『あなたの人生を支えているものは何ですか』
ルカの福音書16章19-31節(新p151)
メッセンジャー:森英樹師
イエス様は、豊かな金持ちと、門前に横たわる貧しいラザロという、対照的な二人について語られました。一人は多くのものを持ち、もう一人はほとんど何も持っていませんでした。しかし、やがて二人とも死を迎えます。この二人を分けたのは、「何を持っていたか」ではなく、「誰により頼んで生きたか」でした。
1.あなたを支えているものは、
金持ちは紫の衣を着て、毎日ぜいたくに暮らしていました。財産も食べ物も住まいもあり、人の目には恵まれた人生に見えたでしょう。しかし、それらのものは彼を死から守ることはできませんでした。一方、ラザロには何もありませんでした。しかし「ラザロ」という名には、「神は助けてくださる」という意味があります。財産、健康、仕事、家族、人からの評価。それらは神様から与えられた大切な恵みです。しかし、それらを人生の土台とするなら、いつか失われる時が来ます。「今、私を支えているものは、死を越えてなお私を支えることができるだろうか。」この物語は、死後に二人の人生が単に逆転したというだけではありません。むしろ、死によって、生前には見えなかった二人の人生の真実が明らかになったのです。
2.誰により頼んでいるかは、その人の生き方に現れる
金持ちの門前には、ラザロがいました。遠くにいたのではありません。金持ちはその存在を知りながら、毎日のようにその前を通り過ぎていました。生前、二人を隔てていたのは「門」でした。しかし死後には、それが越えることのできない「大きな淵」となりました。金持ちには「モーセと預言者」、すなわち神の御言葉が与えられていました。そして、その御言葉を生きる場所も、すぐ門前に与えられていたのです。信仰は「神様を信じています」と告白するだけのものではありません。本当に神様により頼む信仰は、時間の使い方、人との関わり方、お金の使い方、赦し方、愛し方、弱い人への眼差しとなって現れていきます。私たちにとっての「門前のラザロ」は誰でしょうか。
3.死を越えて私たちを支えるお方がおられる
金持ちは「死人の中からだれかが兄弟たちのところへ行けば、彼らは悔い改めるでしょう」と願いました。しかしアブラハムは、「モーセと預言者に耳を傾けないのなら、たとえだれかが死人の中からよみがえっても、聞き入れはしない」と答えました。そして、この物語を語られたイエス様ご自身が、やがて十字架で私たちの罪を負って死なれ、三日目によみがえられました。お金も、健康も、地位も、人からの評価も、死を越えることはできません。しかし、死を通り、死を打ち破ってよみがえられたイエス・キリストは、死を越えて私たちを支えることのできるお方です。福音とは、私たちが強くなって神様により頼めるようになることではありません。私たちがより頼むことのできるお方が、すでに私たちのところへ来てくださったという知らせです。だから主が問われるのは、「あなたは何を持っていますか」ではなく、「あなたは誰により頼んで生きていますか」ということです。

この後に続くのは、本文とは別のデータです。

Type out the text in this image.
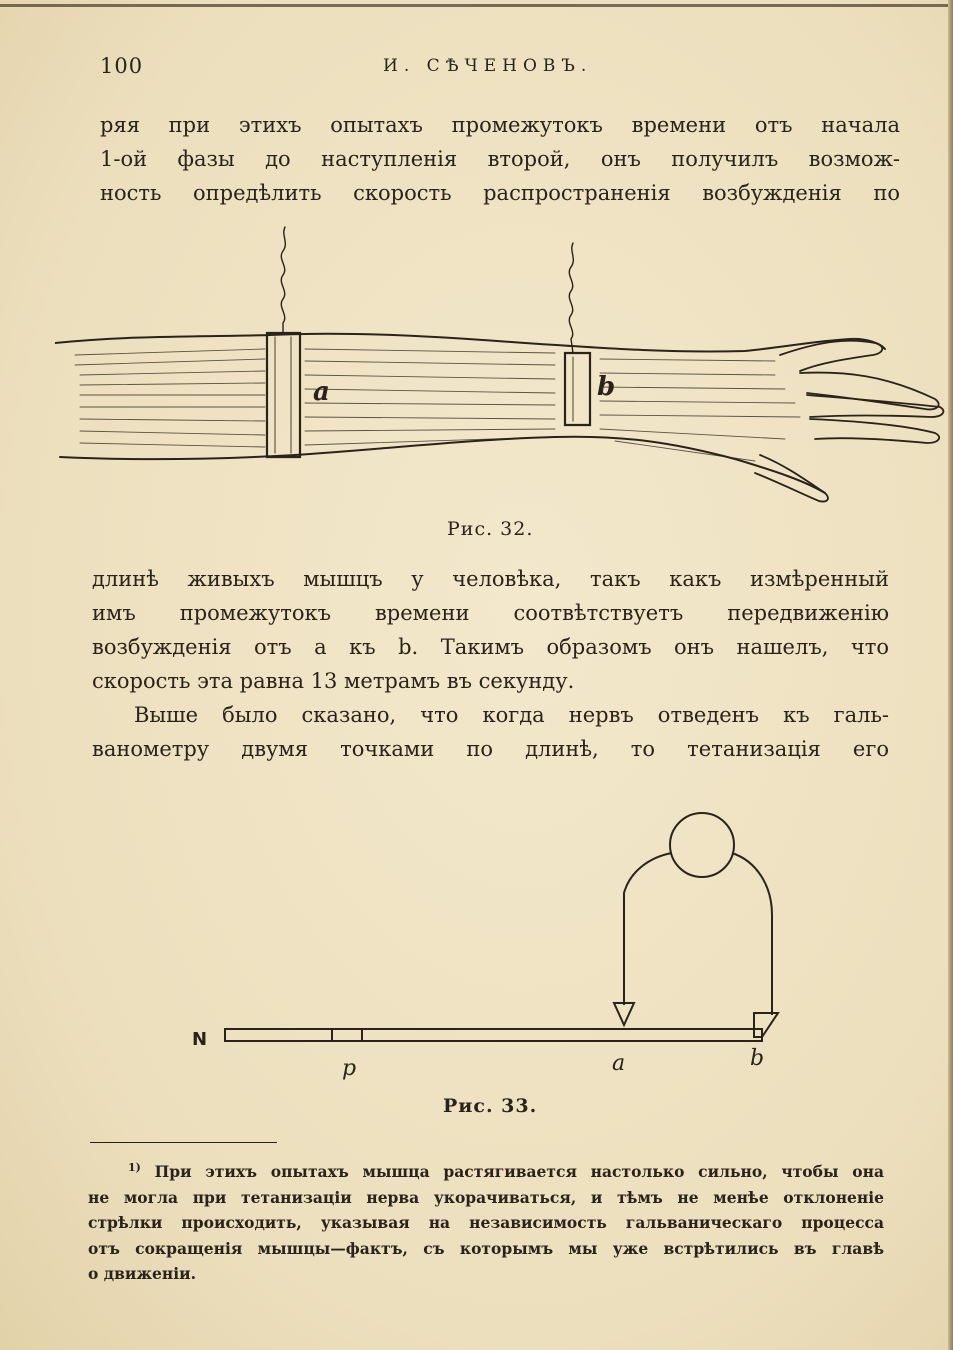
100	И. СѢЧЕНОВЪ.
ряя при этихъ опытахъ промежутокъ времени отъ начала
1-ой фазы до наступленія второй, онъ получилъ возмож-
ность опредѣлить скорость распространенія возбужденія по
a	b
Рис. 32.
длинѣ живыхъ мышцъ у человѣка, такъ какъ измѣренный
имъ промежутокъ времени соотвѣтствуетъ передвиженію
возбужденія отъ а къ b. Такимъ образомъ онъ нашелъ, что
скорость эта равна 13 метрамъ въ секунду.
Выше было сказано, что когда нервъ отведенъ къ галь-
ванометру двумя точками по длинѣ, то тетанизація его
N
p	a	b
Рис. 33.
$^{1)}$ При этихъ опытахъ мышца растягивается настолько сильно, чтобы она
не могла при тетанизаціи нерва укорачиваться, и тѣмъ не менѣе отклоненіе
стрѣлки происходить, указывая на независимость гальваническаго процесса
отъ сокращенія мышцы—фактъ, съ которымъ мы уже встрѣтились въ главѣ
о движеніи.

そして、本当に主により頼んでいるなら、その信仰は、今、私たちの「門前」に置かれている人を愛し、赦し、分かち合い、心を向ける生き方となって現れていきます。
いつの日か地上の生涯を終える時、「私はこれだけ持っていました」ではなく、「私を支えてくださったのは主でした」と告白する者として、死を越えてなお支えてくださる主に、すべてを委ねて歩ませていただきましょう。